Strategists agree that the public won't start paying attention until late next fall, in the run-up to the first primaries. So this early stage of the campaign will be conducted largely within inner circles of the Democratic Party - among contributors, political professionals, and operatives in key states, as well as the media.
"All these candidates are going to spend the next nine months going around talking to the same 40,000 people," said Craig Smith, a top adviser to Senator Lieberman, at a recent panel discussion.
But the first priority is generating cash: In every presidential contest since 1980, the candidate who raised the most money in the year before the election won the nomination.
This is also the first electoral cycle to be governed by the new campaign finance law, which bans unlimited "soft money" contributions to political parties, while raising the limit on individual donations from $1,000 to $2,000. In the Democratic primary battle, this may not make much difference - but it could have a significant effect on the eventual nominee's ability to compete with President Bush, since Democrats have traditionally relied on soft money to close the fundraising gap against Republicans.
Given Mr.
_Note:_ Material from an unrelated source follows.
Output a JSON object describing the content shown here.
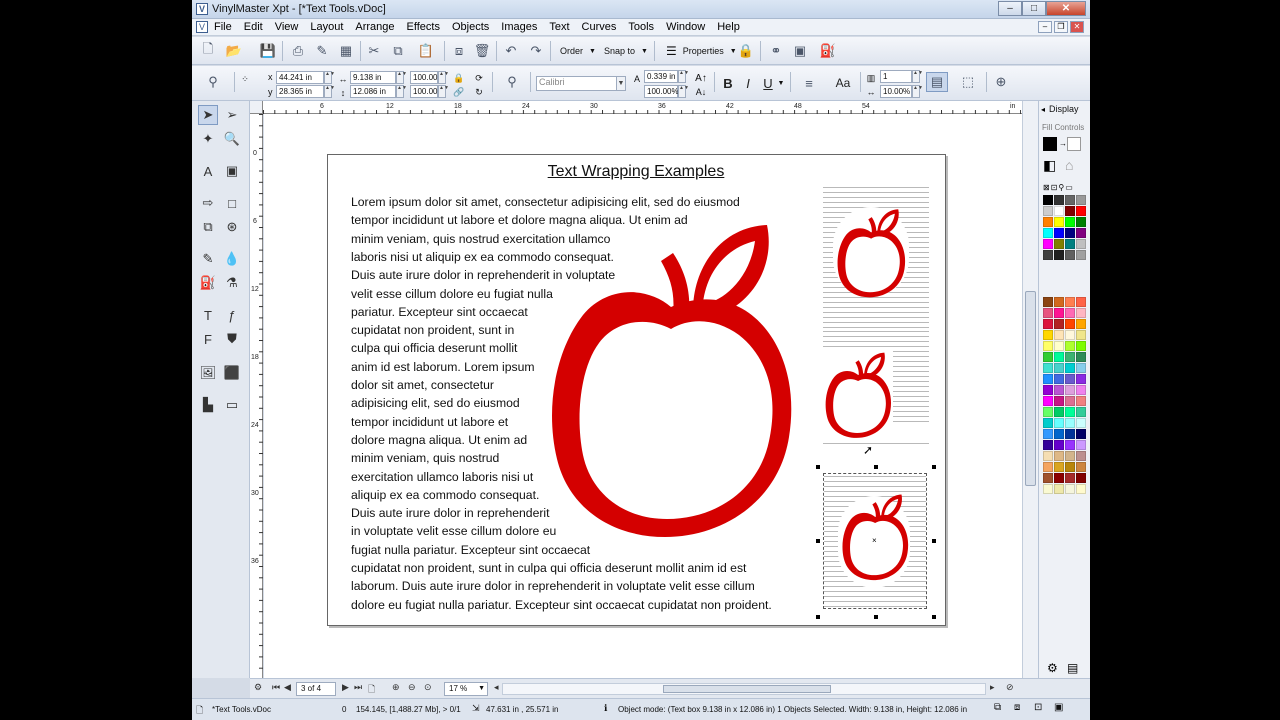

Bush's fundraising prowess - and the fact that he's unlikely to face primary opposition, and will probably not accept federal matching funds, freeing him from spending caps - Democrats may also feel pressure to decline public funds. "One of the reasons for starting early is seeing if you can really break the bank, so you don't have to depend on federal funds," says Stephen Wayne, a political scientist at Georgetown University.
This year, because of the compressed primary schedule, less well-funded candidates may face an even greater challenge. Dark-horse Democrats such as Governor Dean may still try to follow the Jimmy Carter strategy of winning support at the grass roots in Iowa and New Hampshire, and then building on strong performances in those primary contests to gain national prominence - and cash.
But analysts point out that the Jimmy Carter method hasn't really worked for anyone since, well, Jimmy Carter. In the 2000 Republican primary battle, for example, Arizona Sen. John McCain's surprise win in New Hampshire wasn't enough to wrest the nomination from Bush, in part because Senator McCain couldn't overcome a financial disadvantage. Democrats this year may have even less time to capitalize on early momentum, making it crucial to have a substantial war chest going in.
A strong performance in Iowa and New Hampshire "can take you a long way - if you have the financial resources to take full advantage of that bump," says Mr. Grossman of the Dean campaign. "And that is a big if."